Notebook Assignment #2
Language as a Circulation of Cultural Identity
The language that we speak is a reflection of the nation from which we hail. It allows us to communicate with those who share our nationality, while also demonstrating to foreigners where it is that we come from. However, through a history of global intermingling, the significance of language has expanded beyond these more basic origins. Immigration, colonization, and forced servitude have all contributed to the blurring of lines between peoples, and the sharing of language through these mediums has altered their significance.
Prior to the era of New World exploration, indigenous peoples all throughout the Americas spoke the languages of their individual tribes. Thousands of different languages for thousands of tiny sovereign nations, built on thousands of years of history and culture, completely independent from that of the European nations. Then came Columbus and the Spaniards. Along with the guns, germs, and steel, these militant explorers also brought their language with them. Forcing generations of native peoples under Spanish colonial rule to learn the language of their captors was a show of power and dominance on behalf of the Spanish crown that effectively snuffed out the unique languages of hundreds of native tribes.
This replacement of a native language with that of the colonial powers was not unique to Spanish controlled Central and South America. The French imposed their language on modern day Canada, and the British did the same in what became the first American colonies. The Portuguese carved out a large portion of the South American continent that is now Brazil. And nearly every Western power claimed some part of the African continent when the time came.
In fact, even in Europe peoples considered “less civilized” were colonized and oppressed. The British made it illegal to speak the Gaelic language aloud when the Scottish people under their colonial control attempted to reclaim their lands. This oppression of their native language was the beginning of the end of traditional Highlander culture and all recognizable practices of the clans quickly followed.
Today, many native tribes work diligently to revitalize the old cultural practices of their peoples from before the times of colonization, and some tribes have been able to relearn and reclaim at least some of their native languages. But still many more tribes have lost that piece of themselves to history forever.

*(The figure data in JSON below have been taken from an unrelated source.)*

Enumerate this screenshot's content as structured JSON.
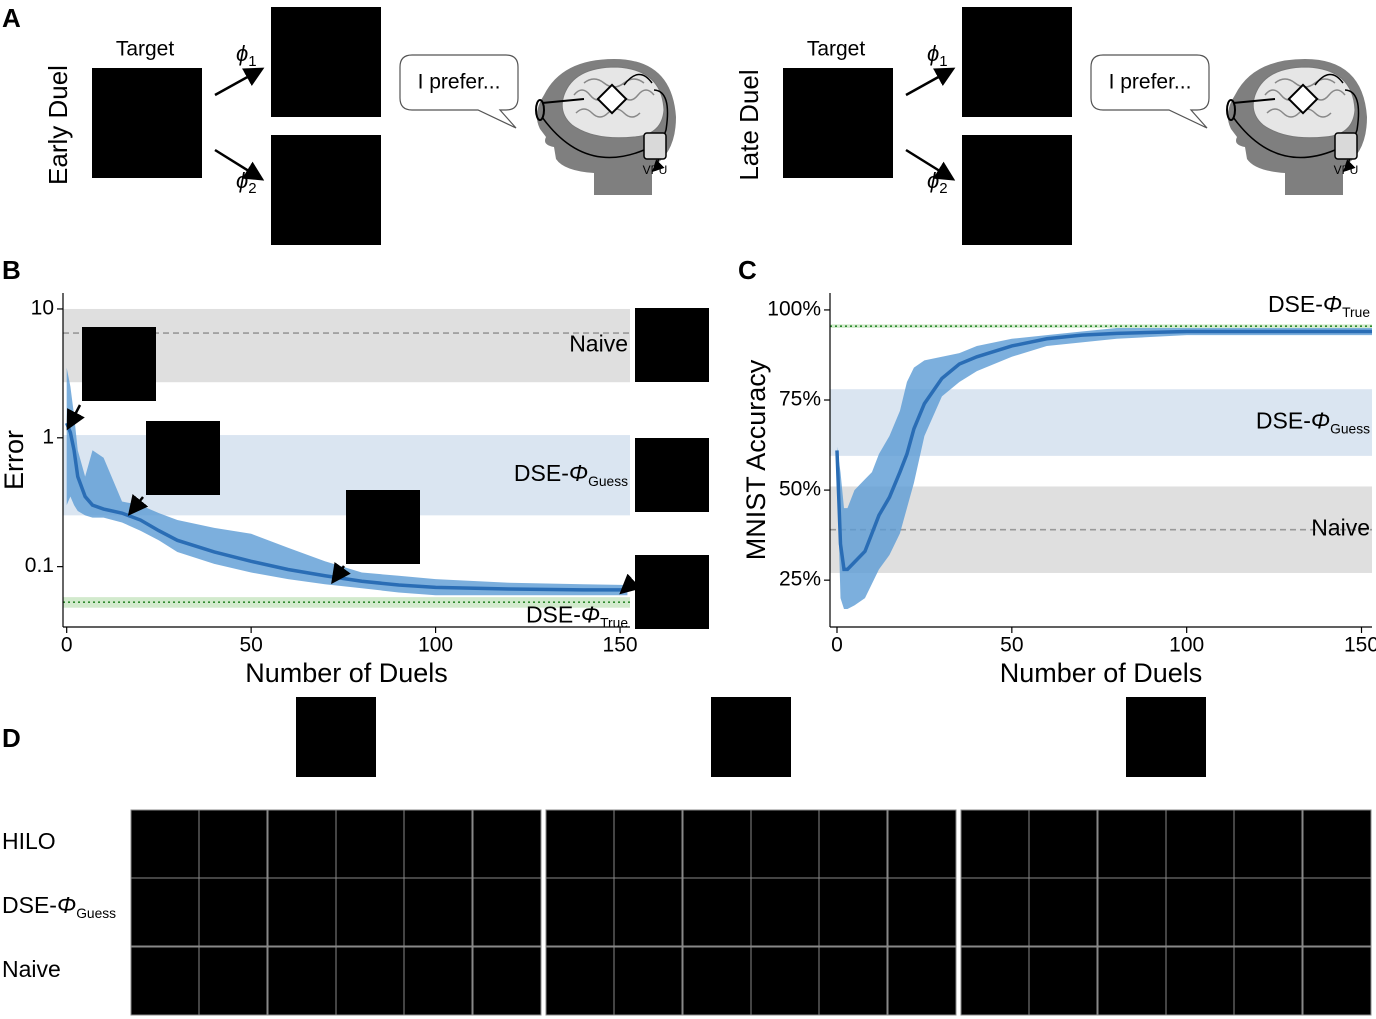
{
  "figure": {
    "panel_labels": [
      "A",
      "B",
      "C",
      "D"
    ],
    "duels": [
      {
        "title": "Early Duel",
        "target": "Target",
        "phi": "ϕ",
        "subs": [
          "1",
          "2"
        ],
        "speech": "I prefer...",
        "vpu": "VPU"
      },
      {
        "title": "Late Duel",
        "target": "Target",
        "phi": "ϕ",
        "subs": [
          "1",
          "2"
        ],
        "speech": "I prefer...",
        "vpu": "VPU"
      }
    ],
    "rows": [
      {
        "label": "HILO"
      },
      {
        "label": "DSE-",
        "symbol": "Φ",
        "sub": "Guess"
      },
      {
        "label": "Naive"
      }
    ]
  },
  "chart_data": [
    {
      "type": "line",
      "ylabel": "Error",
      "xlabel": "Number of Duels",
      "yscale": "log",
      "xlim": [
        -1,
        152.7
      ],
      "ylim": [
        0.034,
        13.3
      ],
      "xticks": [
        0,
        50,
        100,
        150
      ],
      "yticks": [
        0.1,
        1,
        10
      ],
      "x": [
        0,
        1,
        2,
        3,
        5,
        7,
        10,
        15,
        20,
        25,
        30,
        40,
        50,
        60,
        70,
        80,
        90,
        100,
        120,
        140,
        152
      ],
      "series": [
        {
          "color": "#2a6db5",
          "band_color": "#5b9bd5",
          "values": [
            1.3,
            1.1,
            0.8,
            0.5,
            0.35,
            0.3,
            0.28,
            0.26,
            0.23,
            0.19,
            0.16,
            0.13,
            0.11,
            0.095,
            0.085,
            0.077,
            0.072,
            0.069,
            0.067,
            0.066,
            0.066
          ],
          "lower": [
            0.3,
            0.35,
            0.3,
            0.27,
            0.25,
            0.24,
            0.24,
            0.22,
            0.19,
            0.16,
            0.13,
            0.105,
            0.09,
            0.08,
            0.073,
            0.068,
            0.063,
            0.06,
            0.06,
            0.06,
            0.06
          ],
          "upper": [
            3.5,
            2.5,
            1.5,
            0.8,
            0.5,
            0.8,
            0.7,
            0.32,
            0.3,
            0.26,
            0.23,
            0.2,
            0.18,
            0.14,
            0.11,
            0.09,
            0.085,
            0.08,
            0.075,
            0.073,
            0.072
          ]
        }
      ],
      "bands": [
        {
          "label": "Naive",
          "range": [
            2.7,
            10
          ],
          "line": 6.5,
          "line_style": "dashed",
          "fill": "#dcdcdc",
          "line_color": "#999999",
          "text_color": "#777777"
        },
        {
          "label": "DSE-",
          "symbol": "Φ",
          "sub": "Guess",
          "range": [
            0.25,
            1.05
          ],
          "fill": "#d6e2f0",
          "text_color": "#7b5ea7"
        },
        {
          "label": "DSE-",
          "symbol": "Φ",
          "sub": "True",
          "range": [
            0.048,
            0.058
          ],
          "line": 0.053,
          "line_style": "dotted",
          "fill": "#cde8c8",
          "line_color": "#2e8b2e",
          "text_color": "#1a7a1a"
        }
      ]
    },
    {
      "type": "line",
      "ylabel": "MNIST Accuracy",
      "xlabel": "Number of Duels",
      "xlim": [
        -2,
        153
      ],
      "ylim": [
        12,
        104.7
      ],
      "xticks": [
        0,
        50,
        100,
        150
      ],
      "yticks": [
        {
          "value": 25,
          "label": "25%"
        },
        {
          "value": 50,
          "label": "50%"
        },
        {
          "value": 75,
          "label": "75%"
        },
        {
          "value": 100,
          "label": "100%"
        }
      ],
      "x": [
        0,
        1,
        2,
        3,
        5,
        8,
        10,
        12,
        15,
        18,
        20,
        22,
        25,
        30,
        35,
        40,
        50,
        60,
        70,
        80,
        100,
        120,
        140,
        153
      ],
      "series": [
        {
          "color": "#2a6db5",
          "band_color": "#5b9bd5",
          "values": [
            61,
            35,
            28,
            28,
            30,
            33,
            38,
            43,
            48,
            55,
            60,
            67,
            74,
            81,
            85,
            87,
            90,
            92,
            93,
            93.5,
            94,
            94,
            94,
            94
          ],
          "lower": [
            55,
            20,
            17,
            17,
            18,
            20,
            24,
            28,
            32,
            38,
            45,
            52,
            65,
            76,
            80,
            83,
            87,
            90,
            91,
            92,
            93,
            93,
            93,
            93
          ],
          "upper": [
            62,
            55,
            45,
            45,
            50,
            53,
            55,
            60,
            65,
            72,
            80,
            84,
            86,
            87,
            88,
            90,
            92,
            93,
            94,
            95,
            95,
            95,
            95,
            95
          ]
        }
      ],
      "bands": [
        {
          "label": "DSE-",
          "symbol": "Φ",
          "sub": "True",
          "range": [
            95,
            96
          ],
          "line": 95.5,
          "line_style": "dotted",
          "fill": "#cde8c8",
          "line_color": "#2e8b2e",
          "text_color": "#1a7a1a"
        },
        {
          "label": "DSE-",
          "symbol": "Φ",
          "sub": "Guess",
          "range": [
            59.5,
            78
          ],
          "fill": "#d6e2f0",
          "text_color": "#7b5ea7"
        },
        {
          "label": "Naive",
          "range": [
            27,
            51
          ],
          "line": 39,
          "line_style": "dashed",
          "fill": "#dcdcdc",
          "line_color": "#999999",
          "text_color": "#777777"
        }
      ]
    }
  ]
}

My mother’s family is Portuguese, but they come from the Azores, a chain of islands that have been under the control of Portugal for centuries. Only a handful of her family members still speak Portuguese, and most of them have such a thick accent, either from the islands or from the Massachusetts communities that they immigrated to, that their words are unrecognizable to mainland Portuguese citizens. My mother’s entire generation of the family learned to speak English first, and most of them are not fluent in Portuguese at all. No one in our family alive today speaks the indigenous language of the Sao Miguel native peoples.
My father’s family is Irish, and not unlike the Scottish Highlands, the regions from which they hail have been under British control for centuries. Every single one of them speaks English and English alone. Gaelic has been completely lost despite our Irish heritage because of the heavy-handed ruling tactics of the British monarchy.
I am Portuguese and Irish, but I am neither fluent in Portuguese nor Gaelic. I speak English because it is the dominant language of the country in which I was born and raised. I also speak some Spanish because it is the second most commonly spoken language in the region where I live. Neither are the languages of my heritage, but they define me all the same.